As one who now visits Riverhead almost on a daily basis I am disappointed. There are only two places in this county seat (population 27,860, 2000 Census.) to drink decent coffee. And the first of these is Seattle's Best Coffee in Borders bookstore. But this afternoon the place was full to overflowing. I blame it on the local hospital staff and students, otherwise excellent people until they keep me from my cappuccino with extra shot. The other place is Starbucks in the Tanger Mall, a sprawling open-air shopping plaza some two miles from the center. There, or should I say here the coffee is excellent, but the place has no inside seating. So today I am forced to sit outside at a Tanger steel table on a Tanger fixed steel chair, where the Tanger umbrellas are furled for the season, the Tanger piped musak is blaring, and it is just starting to rain. At least I now have company...

Tuesday, October 12, 2010

A Day at the Beach

The Hamptons Film festival was reaching its final reel. With the invasion of cinema luvvies and dahlings, their hangers-on and the great unwashed public trying their best to look and behave in an avant-garde way, it was definitely a day to get out of town. Sandi had a business meeting in Westhampton Beach, and so it was a perfect opportunity to have a family day out. Westhampton Beach is a village within the town of Southampton, with a population of a little less than two thousand souls. It is not to be confused with the neighboring Westhampton Dunes, two lines of large, ugly and crowded beachfront houses with a year round population of eleven. (2000 Census.) No, Westhampton is a compact and delightful place, and great fun to spend a few hours doing nothing in particular.

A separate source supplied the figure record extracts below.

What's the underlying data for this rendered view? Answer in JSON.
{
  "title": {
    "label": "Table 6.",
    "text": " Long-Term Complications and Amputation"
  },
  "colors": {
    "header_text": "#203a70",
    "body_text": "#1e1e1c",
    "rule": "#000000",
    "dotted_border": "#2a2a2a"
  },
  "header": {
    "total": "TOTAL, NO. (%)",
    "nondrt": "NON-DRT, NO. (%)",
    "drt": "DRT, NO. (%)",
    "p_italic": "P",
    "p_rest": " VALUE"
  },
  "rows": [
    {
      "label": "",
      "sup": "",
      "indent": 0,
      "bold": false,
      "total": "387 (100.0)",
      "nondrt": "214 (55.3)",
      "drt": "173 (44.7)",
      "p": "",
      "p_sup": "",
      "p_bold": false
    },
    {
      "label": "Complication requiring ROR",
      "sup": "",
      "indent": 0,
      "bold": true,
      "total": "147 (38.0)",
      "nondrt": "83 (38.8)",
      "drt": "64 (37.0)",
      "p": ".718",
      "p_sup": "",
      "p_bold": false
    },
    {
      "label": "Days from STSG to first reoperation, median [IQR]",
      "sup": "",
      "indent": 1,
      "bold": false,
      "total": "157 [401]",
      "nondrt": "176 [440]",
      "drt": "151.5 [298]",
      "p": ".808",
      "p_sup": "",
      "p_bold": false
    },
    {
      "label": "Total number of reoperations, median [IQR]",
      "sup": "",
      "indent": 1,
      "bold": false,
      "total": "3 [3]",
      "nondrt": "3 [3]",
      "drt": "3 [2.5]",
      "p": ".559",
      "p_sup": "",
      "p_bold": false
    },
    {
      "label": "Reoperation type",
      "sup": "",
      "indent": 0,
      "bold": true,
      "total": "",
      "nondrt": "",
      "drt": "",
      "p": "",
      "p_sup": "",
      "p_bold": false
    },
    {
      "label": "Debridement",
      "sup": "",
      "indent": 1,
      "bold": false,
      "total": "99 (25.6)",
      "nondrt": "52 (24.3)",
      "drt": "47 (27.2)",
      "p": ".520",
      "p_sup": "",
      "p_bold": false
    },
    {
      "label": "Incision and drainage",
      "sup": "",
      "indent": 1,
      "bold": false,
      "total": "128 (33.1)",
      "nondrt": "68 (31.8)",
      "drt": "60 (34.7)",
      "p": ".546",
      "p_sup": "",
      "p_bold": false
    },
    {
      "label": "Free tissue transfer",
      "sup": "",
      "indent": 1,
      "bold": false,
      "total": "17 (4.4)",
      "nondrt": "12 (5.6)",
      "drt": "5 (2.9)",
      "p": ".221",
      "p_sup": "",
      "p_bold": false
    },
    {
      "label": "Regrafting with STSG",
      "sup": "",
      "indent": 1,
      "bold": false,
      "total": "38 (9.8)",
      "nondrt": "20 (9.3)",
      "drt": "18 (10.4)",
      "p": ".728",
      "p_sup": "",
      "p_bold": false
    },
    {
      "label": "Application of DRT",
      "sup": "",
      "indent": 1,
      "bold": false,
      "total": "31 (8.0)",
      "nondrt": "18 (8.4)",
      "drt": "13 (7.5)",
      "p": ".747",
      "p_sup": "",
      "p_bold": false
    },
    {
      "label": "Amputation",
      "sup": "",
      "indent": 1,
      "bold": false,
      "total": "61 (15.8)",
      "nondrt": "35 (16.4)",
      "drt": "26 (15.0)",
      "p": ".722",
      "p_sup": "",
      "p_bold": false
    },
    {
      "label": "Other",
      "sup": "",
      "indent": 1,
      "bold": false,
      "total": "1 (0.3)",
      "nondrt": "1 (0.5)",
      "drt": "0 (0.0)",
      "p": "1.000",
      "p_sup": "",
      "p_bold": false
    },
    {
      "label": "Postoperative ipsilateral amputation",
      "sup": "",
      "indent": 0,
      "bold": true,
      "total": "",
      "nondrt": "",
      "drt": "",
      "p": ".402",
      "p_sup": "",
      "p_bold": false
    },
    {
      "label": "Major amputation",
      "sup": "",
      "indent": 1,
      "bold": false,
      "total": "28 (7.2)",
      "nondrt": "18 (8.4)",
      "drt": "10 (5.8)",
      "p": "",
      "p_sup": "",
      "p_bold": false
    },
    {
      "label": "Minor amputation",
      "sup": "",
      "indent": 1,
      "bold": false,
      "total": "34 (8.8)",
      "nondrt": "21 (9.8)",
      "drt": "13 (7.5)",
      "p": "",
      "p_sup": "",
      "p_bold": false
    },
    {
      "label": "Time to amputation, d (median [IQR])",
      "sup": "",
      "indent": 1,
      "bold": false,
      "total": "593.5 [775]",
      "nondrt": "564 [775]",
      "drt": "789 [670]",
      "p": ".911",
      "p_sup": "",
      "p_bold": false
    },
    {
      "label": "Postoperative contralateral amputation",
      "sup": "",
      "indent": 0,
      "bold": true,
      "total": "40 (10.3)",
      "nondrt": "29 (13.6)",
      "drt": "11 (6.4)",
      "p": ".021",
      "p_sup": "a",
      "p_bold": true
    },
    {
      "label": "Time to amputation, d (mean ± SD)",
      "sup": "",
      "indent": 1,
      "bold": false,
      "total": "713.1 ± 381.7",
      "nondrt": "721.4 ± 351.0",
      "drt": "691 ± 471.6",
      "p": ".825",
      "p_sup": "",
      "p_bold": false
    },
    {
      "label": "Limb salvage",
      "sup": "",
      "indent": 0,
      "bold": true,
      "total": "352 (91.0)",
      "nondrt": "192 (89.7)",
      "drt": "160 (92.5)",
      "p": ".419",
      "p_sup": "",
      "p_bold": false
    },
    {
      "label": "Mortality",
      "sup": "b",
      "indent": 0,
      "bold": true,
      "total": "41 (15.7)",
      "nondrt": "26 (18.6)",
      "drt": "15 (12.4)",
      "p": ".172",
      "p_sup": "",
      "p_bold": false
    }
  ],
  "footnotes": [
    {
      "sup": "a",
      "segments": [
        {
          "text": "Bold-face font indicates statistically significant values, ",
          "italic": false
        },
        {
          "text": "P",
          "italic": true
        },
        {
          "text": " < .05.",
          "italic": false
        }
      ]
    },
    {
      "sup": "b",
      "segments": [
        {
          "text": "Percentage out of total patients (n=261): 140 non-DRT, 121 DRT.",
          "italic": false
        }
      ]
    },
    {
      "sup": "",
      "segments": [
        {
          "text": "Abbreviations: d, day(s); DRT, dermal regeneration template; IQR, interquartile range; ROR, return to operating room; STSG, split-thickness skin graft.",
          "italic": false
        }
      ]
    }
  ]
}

As you drive west along the old Montauk Highway through the leafy properties of Quogue you might be forgiven for thinking that that Westhampton contained little more than the usual collection of hardware and gas stations, a Walbaum’s supermarket (oh, please!) and the string of cheap pizza joints that define so much of commercial Long Island. But take the road south (signed “Beach”) and you will have a pleasant surprise. With a plush tennis club and high privet hedges the landscape changes within a short distance. Turn left at the Episcopal Church (Saint Mark’s. which has a commanding Baptist-style architecture) and enter Main Street.



To describe this two-hundred yard long street as “old-town” USA would not be an exaggeration. Quaint and old clapboard, stucco and shingle buildings line both sides, and occasional alleyways invite you to explore the shops that are tucked away. Of course the whole thing is designed to appeal to the visitor, but once you get into that way of thinking you actually start to enjoy it. (Besides, if you wanted hardware and car tires, not to mention pepperoni on thick crust, you should have stayed on the highway.) And then you start spending money, which is what they want you to do in the first place.

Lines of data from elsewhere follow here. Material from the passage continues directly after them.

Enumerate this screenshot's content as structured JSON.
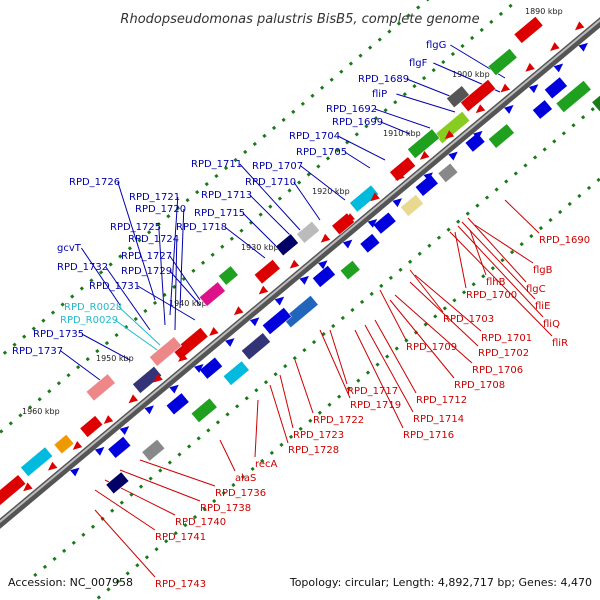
{
  "title": "Rhodopseudomonas palustris BisB5, complete genome",
  "footer": {
    "accession": "Accession: NC_007958",
    "summary": "Topology: circular; Length: 4,892,717 bp; Genes: 4,470"
  },
  "colors": {
    "forward_label": "#0000aa",
    "reverse_label": "#cc0000",
    "rna_label": "#22bbcc",
    "backbone": "#666666",
    "tick": "#1a7a1a"
  },
  "kbp_markers": [
    "1890 kbp",
    "1900 kbp",
    "1910 kbp",
    "1920 kbp",
    "1930 kbp",
    "1940 kbp",
    "1950 kbp",
    "1960 kbp"
  ],
  "upper_labels": [
    "flgG",
    "flgF",
    "RPD_1689",
    "fliP",
    "RPD_1692",
    "RPD_1699",
    "RPD_1704",
    "RPD_1705",
    "RPD_1711",
    "RPD_1707",
    "RPD_1726",
    "RPD_1710",
    "RPD_1721",
    "RPD_1713",
    "RPD_1720",
    "RPD_1715",
    "RPD_1725",
    "RPD_1718",
    "RPD_1724",
    "gcvT",
    "RPD_1727",
    "RPD_1732",
    "RPD_1729",
    "RPD_1731",
    "RPD_R0028",
    "RPD_R0029",
    "RPD_1735",
    "RPD_1737"
  ],
  "lower_labels": [
    "RPD_1690",
    "flgB",
    "flhB",
    "flgC",
    "RPD_1700",
    "fliE",
    "fliQ",
    "fliR",
    "RPD_1703",
    "RPD_1701",
    "RPD_1702",
    "RPD_1709",
    "RPD_1706",
    "RPD_1708",
    "RPD_1717",
    "RPD_1712",
    "RPD_1719",
    "RPD_1714",
    "RPD_1722",
    "RPD_1716",
    "RPD_1723",
    "RPD_1728",
    "recA",
    "alaS",
    "RPD_1736",
    "RPD_1738",
    "RPD_1740",
    "RPD_1741",
    "RPD_1743"
  ]
}
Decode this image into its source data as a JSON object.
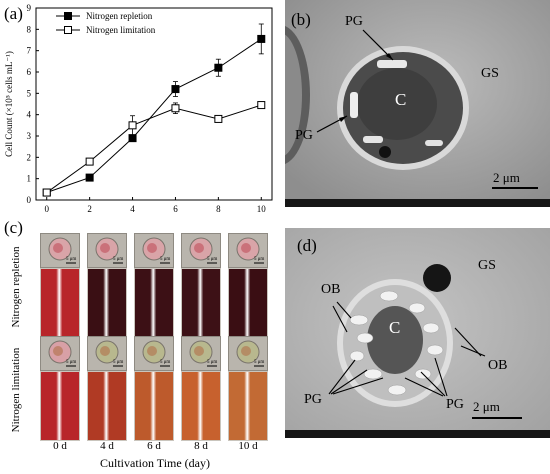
{
  "panels": {
    "a": "(a)",
    "b": "(b)",
    "c": "(c)",
    "d": "(d)"
  },
  "chart_data": {
    "type": "line",
    "ylabel": "Cell Count (×10⁵ cells mL⁻¹)",
    "xlabel": "",
    "x": [
      0,
      2,
      4,
      6,
      8,
      10
    ],
    "xlim": [
      -0.5,
      10.5
    ],
    "ylim": [
      0,
      9
    ],
    "xticks": [
      "0",
      "2",
      "4",
      "6",
      "8",
      "10"
    ],
    "yticks": [
      "0",
      "1",
      "2",
      "3",
      "4",
      "5",
      "6",
      "7",
      "8",
      "9"
    ],
    "legend_position": "top-left",
    "series": [
      {
        "name": "Nitrogen repletion",
        "marker": "filled-square",
        "values": [
          0.35,
          1.05,
          2.9,
          5.2,
          6.2,
          7.55
        ],
        "errors": [
          0.05,
          0.06,
          0.15,
          0.35,
          0.4,
          0.7
        ]
      },
      {
        "name": "Nitrogen limitation",
        "marker": "open-square",
        "values": [
          0.35,
          1.8,
          3.5,
          4.3,
          3.8,
          4.45
        ],
        "errors": [
          0.05,
          0.1,
          0.45,
          0.25,
          0.1,
          0.15
        ]
      }
    ]
  },
  "panel_b": {
    "labels": {
      "pg_top": "PG",
      "pg_left": "PG",
      "gs": "GS",
      "c": "C"
    },
    "scale": "2 μm"
  },
  "panel_c": {
    "row_labels": [
      "Nitrogen repletion",
      "Nitrogen limitation"
    ],
    "days": [
      "0 d",
      "4 d",
      "6 d",
      "8 d",
      "10 d"
    ],
    "scale_text": "5 μm",
    "xlabel": "Cultivation Time (day)",
    "repletion_tube_colors": [
      "#b8262a",
      "#3a0f14",
      "#3c1015",
      "#3d1116",
      "#3a0e13"
    ],
    "limitation_tube_colors": [
      "#b8262a",
      "#b03a24",
      "#bd5a2c",
      "#c7612e",
      "#c26a34"
    ]
  },
  "panel_d": {
    "labels": {
      "ob_top": "OB",
      "ob_right": "OB",
      "pg_left": "PG",
      "pg_right": "PG",
      "gs": "GS",
      "c": "C"
    },
    "scale": "2 μm"
  }
}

It’s not all sweet service however. I wandered in search of a cup of coffee and found Goldberg’s Bagels. The advertised iced coffee sounded good and I ordered a medium cup, except that they had no ice. No ice? But it’s iced coffee. It is chilled! It’s delicious! It wasn’t.

The architectural gem of Main Street is the Westhampton Beach Performing Arts Center. Built in 1932 as a large screen cinema the old style building has undergone many incarnations and usages before being turned into a state-of-the-art facility in the late 1990s.



And lunch? Nowhere better than the Post Stop CafĂ©, the pub at the east end of the street. Now this is a building with a colorful history. Built in 1914 as the first “free standing post office” it collected and dispatched the mail until 1941 when a replacement modern building was opened. Enter the Schramm sisters. Later that year Hattie and Nettie Schramm, the daughters of Max, a local entrepreneur, opened a stationery store which also sold fireworks in the back room. They were bought out in 1947 by one Myram Straw (with a name like that he must have worn boater and bow tie, surely) who continued the same line of business until the US government declared fireworks illegal. So what did he do? Well it was Mrs. Straw actually, who opened a “Luncheonette” which fed locals until 1958. That changed hands and name, and again, and again, but the place remains an eatery to this day. And a rather fine one too!